O indiciamento do ex-presidente Jair Bolsonaro é quase como um sermão divino sobre a famosa máxima “quem planta vento, colhe tempestade”. Entre motociatas, orações públicas e discursos inflamados sobre moral e bons costumes, ele usou a Bíblia como escudo e o altar como palanque. Agora, com as evidências de suas “boas obras” se acumulando, temos uma excelente oportunidade para refletir sobre os perigos de misturar religião e política. E, claro, nada como olhar para os Estados Unidos, mais especificamente para o Cinturão da Bíblia (1) (Bible Belt), aquela região onde “Deus no comando” é lema oficial, para perceber que estamos seguindo exatamente o exemplo errado.
O Cinturão da Bíblia é como aquele parente metido a santo que prega o bem, mas nunca paga o que deve. É a parte dos EUA onde o conservadorismo religioso governa com mãos firmes e olhos vendados, pregando valores cristãos enquanto ignora completamente os problemas que eles próprios criaram. A educação sexual, por exemplo, é praticamente proibida – afinal, falar sobre sexo é pecado. Mas, por algum motivo, isso não impede a explosão de gravidez na adolescência e as taxas altíssimas de DSTs, porque nada grita mais “moralidade cristã” como adolescentes descobrindo métodos contraceptivos na prática. A solução? Orações e castidade. Funciona? Claro que não.
E o sistema de saúde, então? Lá, eles confiam tanto em Deus que nem precisam de médicos. Muitos estados rejeitaram a expansão do Medicaid porque saúde pública é coisa de “comunista”. O resultado é uma epidemia de doenças evitáveis, enquanto os pregadores enchem seus sermões de frases feitas sobre “o poder da fé”. É como se esperassem que uma prece fosse suficiente para curar uma infecção. Spoiler: não é. Mas a hipocrisia atinge seu auge quando se fala em família. Eles defendem tanto os valores tradicionais que têm as maiores taxas de divórcio do país. Parece que o “até que a morte nos separe” dura menos do que um foguete da Space X.
E aqui estamos nós, no Brasil, copiando essa fórmula infalível. Bolsonaro e seus aliados já nos deram um gostinho do que significa misturar púlpito e poder. Educação sexual virou um tabu, direitos reprodutivos são atacados diariamente, e políticas de saúde pública foram substituídas por “jejum em prol da nação”. Enquanto isso, os mesmos líderes que pregam contra o aborto e exaltam a santidade da família estão ocupados acumulando processos e suspeitas de desvio de dinheiro. A hipocrisia é tanta que até Deus deve estar revirando os olhos.

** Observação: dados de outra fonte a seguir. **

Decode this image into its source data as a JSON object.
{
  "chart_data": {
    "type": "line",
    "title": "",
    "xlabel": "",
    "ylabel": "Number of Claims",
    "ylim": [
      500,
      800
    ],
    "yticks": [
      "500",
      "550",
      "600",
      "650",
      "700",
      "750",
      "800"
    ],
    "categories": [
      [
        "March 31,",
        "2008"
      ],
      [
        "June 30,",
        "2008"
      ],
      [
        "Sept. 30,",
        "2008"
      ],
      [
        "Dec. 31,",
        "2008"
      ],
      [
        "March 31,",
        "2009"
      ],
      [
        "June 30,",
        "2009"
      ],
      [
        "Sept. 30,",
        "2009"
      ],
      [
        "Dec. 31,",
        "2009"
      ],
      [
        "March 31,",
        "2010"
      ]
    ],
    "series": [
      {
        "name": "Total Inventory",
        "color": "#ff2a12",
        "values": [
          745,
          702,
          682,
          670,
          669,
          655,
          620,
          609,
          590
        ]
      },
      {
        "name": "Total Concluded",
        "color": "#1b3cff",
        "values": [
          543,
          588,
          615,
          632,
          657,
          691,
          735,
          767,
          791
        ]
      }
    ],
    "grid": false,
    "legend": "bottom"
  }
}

O que o caso Bolsonaro nos ensina – além de como não governar um país – é que religião e política não são uma combinação milagrosa, mas uma receita para o desastre. O Cinturão da Bíblia já nos mostrou que esse casamento entre púlpito e palanque só gera desigualdade, pobreza e políticas que ignoram as necessidades reais do povo. É uma terra onde moralidade é usada como moeda de troca, mas o retorno é sempre em forma de miséria.
Se quisermos aprender algo com o indiciamento do ex-presidente, é que precisamos separar, de uma vez por todas, Estado e igreja. Porque, se continuarmos nesse caminho, não estaremos construindo um país justo e próspero, mas uma versão tupiniquim do Cinturão da Bíblia americano – com mais calor, menos ar-condicionado e a mesma dose insuportável de hipocrisia.
(1) O Bible Belt é uma região cultural dos Estados Unidos, caracterizada pela forte influência do cristianismo evangélico e valores cristãos. Abrange principalmente estados do sul e sudeste, como Alabama, Arkansas, Geórgia, Kentucky, Louisiana, Mississippi (o “coração” da região) e Tennessee, com partes de Oklahoma, Texas, Flórida, Missouri, Carolinas e Virgínia também incluídas.